Takeaways from AWS Kinesis Outage

Serverless Application

Posted by Luyi on November 26, 2020

On Nov. 25 2020, AWS had a serious outage in northern Virginia region which impacted lots of companies, my company included as well no doubt. Specifically, this outage came from Kinesis, but then it across other services like Cognito, CloudWatch etc. This outage caused a serious impact on one of our applications, I would like to give a detail why this happened and what I learned.

What Happened in AWS?

From AWS Service Health Dashboard, the outage started from Kinesis:

9:52 AM PST: The Kinesis Data Streams API is currently impaired in the US-EAST-1 Region. As a result customers are not able to write or read data published to Kinesis streams. CloudWatch metrics and events are also affected, with elevated PutMetricData API error rates and some delayed metrics. While EC2 instances and connectivity remain healthy, some instances are experiencing delayed instance health metrics, but remain in a healthy state. AutoScaling is also experiencing delays in scaling time due to CloudWatch metric delays. For customers affected by this, we recommend manual scaling adjustments to AutoScaling groups.

10:47 AM PST: We continue to work towards recovery of the issue affecting the Kinesis Data Streams API in the US-EAST-1 Region. For Kinesis Data Streams, the issue is affecting the subsystem that is responsible for handling incoming requests. The team has identified the root cause and is working on resolving the issue affecting this subsystem. The issue also affects other services, or parts of these services, that utilize Kinesis Data Streams within their workflows. While features of multiple services are impacted, some services have seen broader impact and service-specific impact details are below.

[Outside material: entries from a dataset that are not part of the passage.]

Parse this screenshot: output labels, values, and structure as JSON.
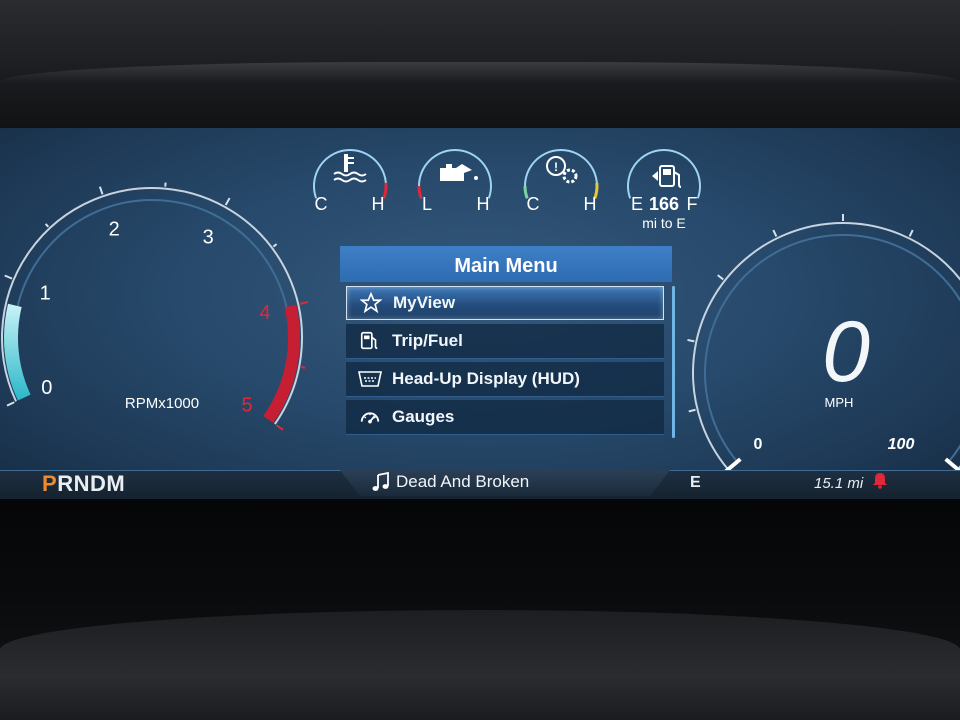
{
  "tachometer": {
    "unit_label": "RPMx1000",
    "ticks": [
      "0",
      "1",
      "2",
      "3",
      "4",
      "5"
    ],
    "rpm_value": 0.8,
    "redline_from": 4
  },
  "speedometer": {
    "speed": "0",
    "unit": "MPH",
    "min_label": "0",
    "max_label": "100"
  },
  "mini_gauges": [
    {
      "name": "coolant-temp",
      "icon": "coolant-temp-icon",
      "low": "C",
      "high": "H",
      "level": 0.45
    },
    {
      "name": "oil-pressure",
      "icon": "oil-can-icon",
      "low": "L",
      "high": "H",
      "level": 0.55
    },
    {
      "name": "transmission-temp",
      "icon": "transmission-gear-icon",
      "low": "C",
      "high": "H",
      "level": 0.4
    },
    {
      "name": "fuel",
      "icon": "fuel-pump-icon",
      "low": "E",
      "high": "F",
      "level": 0.55,
      "range_value": "166",
      "range_label": "mi to E"
    }
  ],
  "menu": {
    "title": "Main Menu",
    "items": [
      {
        "label": "MyView",
        "icon": "star-icon",
        "selected": true
      },
      {
        "label": "Trip/Fuel",
        "icon": "fuel-pump-icon",
        "selected": false
      },
      {
        "label": "Head-Up Display (HUD)",
        "icon": "hud-windshield-icon",
        "selected": false
      },
      {
        "label": "Gauges",
        "icon": "gauge-icon",
        "selected": false
      }
    ]
  },
  "status_bar": {
    "gear_active": "P",
    "gear_rest": "RNDM",
    "media_icon": "music-note-icon",
    "media_title": "Dead And Broken",
    "compass": "E",
    "trip_distance": "15.1 mi",
    "alert_icon": "bell-alert-icon"
  },
  "colors": {
    "accent_blue": "#3e7fc6",
    "redline": "#e0283a",
    "gear_active": "#f08a2a",
    "needle_fill": "#4fd2de",
    "alert": "#e0283a"
  }
}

12:15 PM PST: We continue to work towards recovery of the issue affecting the Kinesis Data Streams API in the US-EAST-1 Region. We also continue to see an improvement in error rates for Kinesis and several affected services, but expect full recovery to still take up to a few hours. The issue continues to also affect other services, or parts of these services, that utilize Kinesis Data Streams within their workflows. While features of multiple services are impacted, some services have seen broader impact and service-specific impact details are below. We continue to work towards full recovery.

What Happened in Our Side?

One of our main application is built based on Kinesis and several our company’s partners are fully depended on this service. Typically, it’s a serverless application and here is the architecture diagram of this application: Figure_1 I started to get the first Kinesis alert at around 10:00 AM PST said our lambda functions had a higher read latency from Kinesis. So our client(Consumer) were not able to collect the data from our side. Later on, I got some clients complaints that they were not able to do any data ingestion and analysis due to this outage and asked me if I could do any mitigations. Unfortunately, I could not.

What Challenge I Faced?

There were several challenges I faced at that time:

  1. I first asked the clients whether they have any back up options since this outage was only on AWS, and we did not have any control on it. Unfortunately, they did not have any back up options. Their work is fully depend on the data self and could not roll back to the previous solution.
  2. Because our production data all goes to Telemetry broker(our company customized data collector), so I asked Telemetry engineers if they can send the data to a different region Kinesis stream. Unfortunately, since that week was Thanksgiving holiday and all our company changes were on hold, so we could not do that.
  3. I figured out that I can make a traffic switch if I got a senior management approval, but it could not be done immediately. Worked across different teams in a big Tech company is always a challenge.

Result

Finally, our clients had to shut their system down all day and AWS spent the whole day to recover the Kinesis. Fortunately, the system is back up on the second day.

Takeaways

AWS posted a great article to explain this outage, worth to read: Summary of the Amazon Kinesis Event in the Northern Virginia (US-EAST-1) Region.

Here is what I learned:

  1. Do not 100% rely on cloud service, you always need to think about the back up options.
  2. For a complex system, any single point of failure could put the whole system down. This single point can be recovered quickly some time if you have fully controls. But in this outage, I do not have any control on the Telemetry system, so I could not make any change here. Thus, you always need to have a total control of the system you built it up.
  3. Spend more time on the customers. I was not aware the clients had 100% dependency on our system until this outage happened. So trying to understand the costumers’ real needs is a top priority to build software products.